SolverSelector is an add-in feature for large numerical softwares that improves the performance of simulations both in terms of execution time and reliability, and promotes portability across a range of computing platforms. This software feature enable numerical softwares to automatically choose the optimal solvers at runtime with minimal runtime overhead based on the evolving problem characteristics and the underlying compute platform. The optimal solver selection is based on machine learning models developed using supervised learning techniques.
The brown line shows the normal application for numerical softwares. The numerical softwares call upon the underlying default solvers or the user selected solvers for the numerical sub-problems occurring during the simulation. The green line shows the modified application with the SolverSelector feature added to the software. Instead of calling upon default solvers, the plugin module will analyze the problem characteristics and choose the solver that executes in minimal time and also provides best convergence behavior. The machine learning algorithms are trained beforehand with sample problems executed on targeted compute platforms. Feature reduction techniques are employed to identify a set of cheap-to-compute non-redundant features in order to achieve minimal runtime overhead in solver selection. The SolverSelector API abstracts the common operations for solver classification (Feature selection, updating machine algorithms using sample problems etc.) and provides their implementation. This API is leveraged to develop the SolverSelector plugins for various numerical softwares including the NEAMS toolkit.

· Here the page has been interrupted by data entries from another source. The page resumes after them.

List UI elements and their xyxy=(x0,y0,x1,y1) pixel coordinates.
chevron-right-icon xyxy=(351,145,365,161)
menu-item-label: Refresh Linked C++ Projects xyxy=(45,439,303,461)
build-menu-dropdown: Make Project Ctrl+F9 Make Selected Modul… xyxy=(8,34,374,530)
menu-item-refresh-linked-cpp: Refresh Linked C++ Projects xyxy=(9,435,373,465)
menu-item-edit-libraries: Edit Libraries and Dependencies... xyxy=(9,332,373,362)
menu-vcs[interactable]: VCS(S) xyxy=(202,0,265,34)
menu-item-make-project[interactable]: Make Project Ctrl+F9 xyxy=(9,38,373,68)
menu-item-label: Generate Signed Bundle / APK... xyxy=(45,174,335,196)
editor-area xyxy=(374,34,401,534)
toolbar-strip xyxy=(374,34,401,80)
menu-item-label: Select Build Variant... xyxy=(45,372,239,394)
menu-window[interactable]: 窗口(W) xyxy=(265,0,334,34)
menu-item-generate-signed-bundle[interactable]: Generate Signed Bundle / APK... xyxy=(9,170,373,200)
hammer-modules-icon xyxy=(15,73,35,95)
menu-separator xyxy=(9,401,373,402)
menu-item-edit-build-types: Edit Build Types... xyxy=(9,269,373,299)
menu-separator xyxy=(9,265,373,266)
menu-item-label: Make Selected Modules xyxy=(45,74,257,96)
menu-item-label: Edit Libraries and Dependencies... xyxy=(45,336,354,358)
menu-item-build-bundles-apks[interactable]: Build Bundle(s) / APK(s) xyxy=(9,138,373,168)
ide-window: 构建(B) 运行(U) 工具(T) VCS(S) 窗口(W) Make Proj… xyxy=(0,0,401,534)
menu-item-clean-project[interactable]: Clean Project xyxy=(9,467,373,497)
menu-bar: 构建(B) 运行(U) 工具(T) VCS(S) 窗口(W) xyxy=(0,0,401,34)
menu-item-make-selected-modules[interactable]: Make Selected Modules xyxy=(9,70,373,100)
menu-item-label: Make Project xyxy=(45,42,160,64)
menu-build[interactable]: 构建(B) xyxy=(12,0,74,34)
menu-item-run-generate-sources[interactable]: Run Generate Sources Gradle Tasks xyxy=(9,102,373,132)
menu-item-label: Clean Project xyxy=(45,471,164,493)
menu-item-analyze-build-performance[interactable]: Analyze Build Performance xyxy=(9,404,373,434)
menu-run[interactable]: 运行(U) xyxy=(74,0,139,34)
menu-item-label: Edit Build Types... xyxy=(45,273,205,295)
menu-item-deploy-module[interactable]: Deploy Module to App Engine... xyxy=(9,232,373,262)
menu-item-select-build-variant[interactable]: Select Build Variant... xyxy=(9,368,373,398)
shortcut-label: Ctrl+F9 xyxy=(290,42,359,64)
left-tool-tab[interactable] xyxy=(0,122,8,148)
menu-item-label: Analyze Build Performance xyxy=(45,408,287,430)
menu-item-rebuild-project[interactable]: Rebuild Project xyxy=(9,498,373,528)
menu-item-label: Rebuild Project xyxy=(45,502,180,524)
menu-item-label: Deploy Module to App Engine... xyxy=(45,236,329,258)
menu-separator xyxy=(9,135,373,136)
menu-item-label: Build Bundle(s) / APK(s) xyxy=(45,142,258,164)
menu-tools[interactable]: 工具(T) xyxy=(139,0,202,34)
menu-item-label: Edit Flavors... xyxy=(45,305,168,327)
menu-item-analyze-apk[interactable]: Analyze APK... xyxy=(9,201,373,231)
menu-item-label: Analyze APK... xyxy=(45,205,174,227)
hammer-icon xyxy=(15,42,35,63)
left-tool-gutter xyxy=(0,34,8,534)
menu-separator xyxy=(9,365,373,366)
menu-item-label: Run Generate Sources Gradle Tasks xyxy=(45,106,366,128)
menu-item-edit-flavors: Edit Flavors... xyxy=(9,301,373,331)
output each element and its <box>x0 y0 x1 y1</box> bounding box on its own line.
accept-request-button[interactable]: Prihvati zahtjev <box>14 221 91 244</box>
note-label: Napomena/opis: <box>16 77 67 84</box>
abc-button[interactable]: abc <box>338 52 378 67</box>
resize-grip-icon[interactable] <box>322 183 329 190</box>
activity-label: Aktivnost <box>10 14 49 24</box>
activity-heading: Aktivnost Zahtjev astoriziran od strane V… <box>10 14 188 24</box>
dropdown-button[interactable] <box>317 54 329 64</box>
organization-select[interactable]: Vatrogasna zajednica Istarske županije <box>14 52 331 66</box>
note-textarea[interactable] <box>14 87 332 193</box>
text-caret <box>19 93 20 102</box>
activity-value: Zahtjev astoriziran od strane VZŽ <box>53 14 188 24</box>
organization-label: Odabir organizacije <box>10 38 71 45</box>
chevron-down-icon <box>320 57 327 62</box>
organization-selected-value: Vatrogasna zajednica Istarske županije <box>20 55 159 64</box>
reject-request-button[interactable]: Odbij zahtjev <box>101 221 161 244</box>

The SolverSelector technology is attractive to both numerical software developers and the end users of the numerical applications. It helps the numerical developers in not choosing default solvers for characteristic problems and let the software choose the optimal solver at runtime. The end users are benefited because they do not have to experiment with various solvers for their applications, nor rely on the default solvers chosen by the developers.
This technology has several value-add features for numerical softwares including:
- Software indirections that enable plug-n-play adoption into various numerical softwares.
- Low overhead in runtime solver selection.
- Machine learning models trained at customer compute facilities.
- Multiple performance objectives including execution time, reliability, accuracy, and energy efficiency.